Background: Insulin-like growth factor-1 (IGF-1) has increasingly been reported as linked to cardiovascular (CV) events; however, reported results have been inconsistent, and no meta-analysis has been undertaken to quantitatively assess this association.
Methods: We searched PubMed, Embase, and Web of Science databases for cohort articles published up to December 1, 2020. Fixed or random-effects models were used to estimate the summary relative risks (RRs) and 95% confidence intervals (CIs) of CV events in relation to IGF-1. Restricted cubic splines were used to model the dose-response association.

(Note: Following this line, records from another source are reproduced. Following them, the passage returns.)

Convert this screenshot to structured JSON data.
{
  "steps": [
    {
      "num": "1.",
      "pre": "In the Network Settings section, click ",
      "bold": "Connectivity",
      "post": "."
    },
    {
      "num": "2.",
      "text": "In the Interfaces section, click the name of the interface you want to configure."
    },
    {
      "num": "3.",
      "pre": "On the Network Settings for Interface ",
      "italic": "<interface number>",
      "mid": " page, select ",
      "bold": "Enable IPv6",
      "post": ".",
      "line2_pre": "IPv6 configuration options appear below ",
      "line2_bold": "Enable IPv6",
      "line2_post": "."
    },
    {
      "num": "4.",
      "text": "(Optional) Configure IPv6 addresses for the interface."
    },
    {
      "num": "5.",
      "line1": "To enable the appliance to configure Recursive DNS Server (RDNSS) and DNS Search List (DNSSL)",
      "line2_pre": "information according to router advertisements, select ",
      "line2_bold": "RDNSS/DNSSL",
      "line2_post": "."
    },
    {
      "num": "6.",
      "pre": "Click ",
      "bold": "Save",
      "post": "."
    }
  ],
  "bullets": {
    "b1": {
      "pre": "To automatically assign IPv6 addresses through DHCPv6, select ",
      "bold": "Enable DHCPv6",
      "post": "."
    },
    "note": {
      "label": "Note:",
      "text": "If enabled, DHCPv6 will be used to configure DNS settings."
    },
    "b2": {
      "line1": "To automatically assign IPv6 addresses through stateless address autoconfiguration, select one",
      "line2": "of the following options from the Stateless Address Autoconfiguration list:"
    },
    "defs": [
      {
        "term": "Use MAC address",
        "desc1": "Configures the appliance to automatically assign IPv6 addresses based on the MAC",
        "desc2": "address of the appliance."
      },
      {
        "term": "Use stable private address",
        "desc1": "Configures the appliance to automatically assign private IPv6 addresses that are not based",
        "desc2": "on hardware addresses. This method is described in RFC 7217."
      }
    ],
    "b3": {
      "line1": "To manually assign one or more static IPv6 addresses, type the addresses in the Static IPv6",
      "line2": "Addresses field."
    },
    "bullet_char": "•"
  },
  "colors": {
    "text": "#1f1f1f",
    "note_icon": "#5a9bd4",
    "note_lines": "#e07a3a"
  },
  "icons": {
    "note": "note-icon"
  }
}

Results: We identified 11 articles (thirteen cohort studies) covering a total of 22,995 participants and 3040 CV events in this meta-analysis. The risk of overall CV events reduced by 16% from the highest to the lowest IGF-1 levels (RR 0.83, 95% CI 0.72-0.95), while the occurrence of CV events reduced by 28% (RR 0.72, 95% CI 0.56-0.92), but not for CV deaths, however (RR 1.00, 95% CI 0.65-1.55). We also found linear associations between IGF-1 levels and CV events. With each per 45 μg/mL IGF-1 increase, the pooled RRs were 0.91 (95% CI 0.86-0.96), 0.91 (95% CI 0.85-0.97) and 0.91 (95% CI 0.84-0.98) for overall CV events, for the occurrence of CV events, and for CV deaths, respectively.
Conclusions: Our findings based on cohort studies support the contention that any increase in IGF-1 is helpful in reducing the overall risk of CV events. As an important biomarker for assessing the likelihood of CV events, IGF-1 appears to offer a promising prognostic approach for aiding prevention.